O Ministério Público Federal (MPF) instaurou procedimento para verificar a adequada atuação policial em casos que envolvem a ayahuasca – bebida tradicional utilizada com fins religiosos, especialmente por indígenas da Amazônia. O objetivo é assegurar que as ações investigativas da polícia respeitem o uso religioso da substância, considerado legítimo no Brasil, em respeito a normas nacionais e internacionais. Dessa forma, o consumo e o transporte da ayahuasca apenas devem ser considerados ilegais em casos em que for comprovada a utilização da bebida para fins não religiosos.
O procurador da República Lucas Costa Almeida Dias cita que diversos atos estatais indicam o reconhecimento do Estado à legitimidade das práticas relacionadas à utilização da ayahuasca em contexto religioso. Entre eles, está a Lei 3.399/2018 do estado do Acre, que institui o dia 24 de novembro como o Dia Estadual da Cultura Ayahuasqueira. No entando, a prática religiosa estaria sendo ignorada por parte de alguns agentes de segurança pública. Esses equívocos ocorrem por causa da presença de substância psicoativa na composição da bebida.
Com isso, o MPF entendeu necessário abrir procedimento para averiguar a atuação nesses casos. No despacho que instaurou a apuração, o procurador da República determinou a expedição de ofícios às Polícias Federal (PF) e Rodoviária Federal (PRF), solicitando o envio de cópias das ocorrências que envolvem o consumo, a produção e o transporte de ayahuasca nos últimos três anos. Além disso, o procurador questiona se, durante as investigações, foram adotadas providências para averiguar a finalidade religiosa das condutas, incluindo a realização de perícias antropológicas ou sociológicas.
O MPF também quer que a PF e a PRF informem se a legalidade do uso da ayahuasca para fins religiosos é abordada nas atividades de capacitação dos agentes policiais, durante curso de formação ou em outras atividades. O órgão questiona, ainda, se há orientações formais sobre procedimentos a serem adotados pelos agentes e autoridades policiais em casos relacionados ao consumo e transporte da bebida.

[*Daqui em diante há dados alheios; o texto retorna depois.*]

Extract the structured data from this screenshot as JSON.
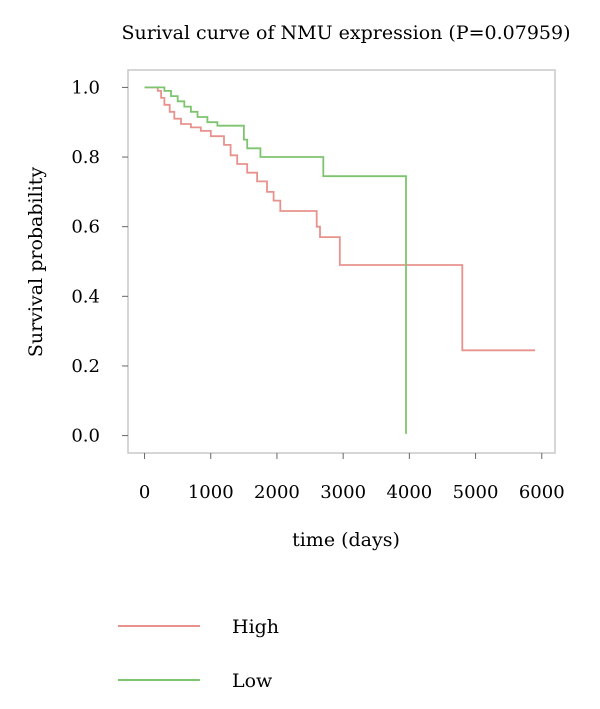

Em outro ofício, o MPF pede que o Conselho Nacional de Políticas sobre Drogas (Conad) informe se desenvolve alguma atividade destinada à orientação dos órgãos de segurança pública sobre o adequado tratamento de casos relacionados à ayahuasca. O MPF ainda encaminhou ofício à Câmara Temática de Culturas Ayahuasqueiras da Fundação Municipal de Cultura Garibaldi Brasil informando sobre a abertura do procedimento e dando oportunidade para que a Câmara encaminhe informações que considere pertinentes.
Patrimônio – Desde 2008, tramita no Instituto do Patrimônio Histórico e Artístico Nacional (Iphan) o processo de registro do uso ritual da ayahuasca como bem cultural de natureza imaterial da cultura brasileira. A bebida é adotada por vários grupos religiosos no Brasil, como o Centro de Iluminação Cristã Luz Universal Alto Santo – de onde se originou a denominada Doutrina do Santo Daime – e as comunidades conhecidas como Barquinhas e a União do Vegetal. A ayahuasca tem importância especial nos estados amazônicos do Brasil, em particular no Acre e em Rondônia.